Key thesis: “By providing the ‘picks and shovels’ of the AI revolution, these companies should enjoy robust demand even if certain end-use AI applications or startups falter”.
The portfolio allocated 55% to the top four hyperscalers (NVIDIA, Microsoft, Amazon, Alphabet), betting that platforms building and monetizing AI infrastructure would capture the lion’s share of value. ChatGPT explicitly included Meta, Oracle, and Alphabet despite them being infrastructure consumers rather than pure sellers, reasoning that their AI investments would drive engagement, revenue, and ultimately stock performance.

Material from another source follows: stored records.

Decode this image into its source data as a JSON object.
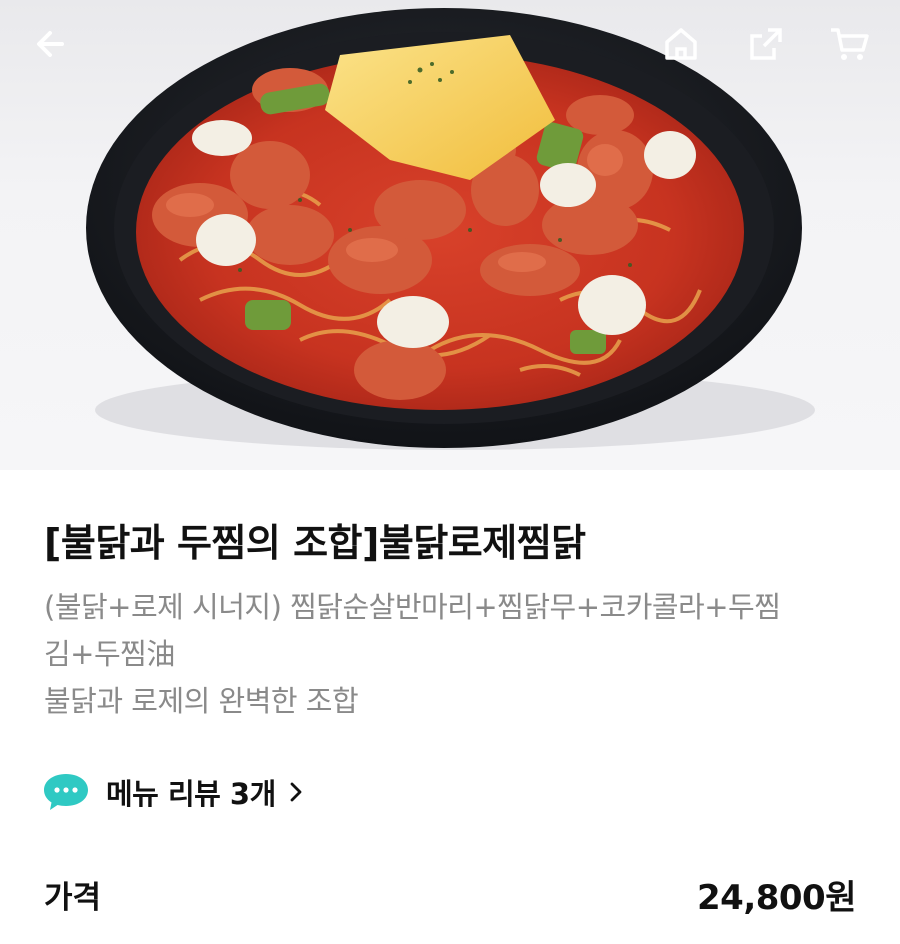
{
  "header": {
    "back_icon": "arrow-left-icon",
    "home_icon": "home-icon",
    "share_icon": "share-icon",
    "cart_icon": "cart-icon"
  },
  "product": {
    "title": "[불닭과 두찜의 조합]불닭로제찜닭",
    "description_lines": [
      "(불닭+로제 시너지) 찜닭순살반마리+찜닭무+코카콜라+두찜",
      "김+두찜油",
      "불닭과 로제의 완벽한 조합"
    ]
  },
  "review": {
    "icon": "speech-bubble-icon",
    "label": "메뉴 리뷰 3개",
    "accent_color": "#2fc9c3"
  },
  "price": {
    "label": "가격",
    "value": "24,800원"
  }
}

Claude’s Approach: Concentrated Bottleneck Dominance
Claude took a radically different path: a 10-stock portfolio with equal weighting across four infrastructure leaders at 13% each, and concentrated exposure to networking and power infrastructure.
Claude’s Portfolio:
| Stock | Weight | Rationale |
|---|---|---|
| NVIDIA | 13% | Core AI accelerator supplier with dominant GPU share, capturing most AI training and inference spend. |
| Microsoft | 13% | Hyperscaler with massive AI capex and deep integration of AI across Azure and enterprise products. |
| TSMC | 13% | Critical advanced-node foundry manufacturing nearly all leading AI chips, a central bottleneck in supply. |
| Broadcom | 13% | Key provider of custom AI silicon and high-speed networking chips for hyperscaler data centers. |
| Arista Networks | 12% | Leading cloud networking vendor enabling large-scale AI clusters with high-speed Ethernet fabrics. |
| Vertiv Holdings | 12% | Power and cooling specialist for AI data centers, leveraged to rising density and liquid cooling adoption. |
| ASML | 8% | Near-monopoly supplier of EUV tools required to produce the most advanced AI semiconductors. |
| Amazon | 7% | AWS hyperscaler investing heavily in AI infrastructure and custom chips like Trainium and Inferentia. |
| Marvell | 6% | Designer of custom ASICs and optical networking solutions used in next‑gen AI data center architectures. |
| Micron | 3% | High‑bandwidth memory provider benefiting from AI-driven HBM shortages and strong pricing power. |
Philosophy: Claude organized its portfolio around infrastructure bottlenecks—the scarce, essential technologies where demand vastly exceeds supply. Rather than diversifying across the value chain, Claude concentrated in companies with:
- Non-substitutable technology (TSMC, ASML, Micron HBM)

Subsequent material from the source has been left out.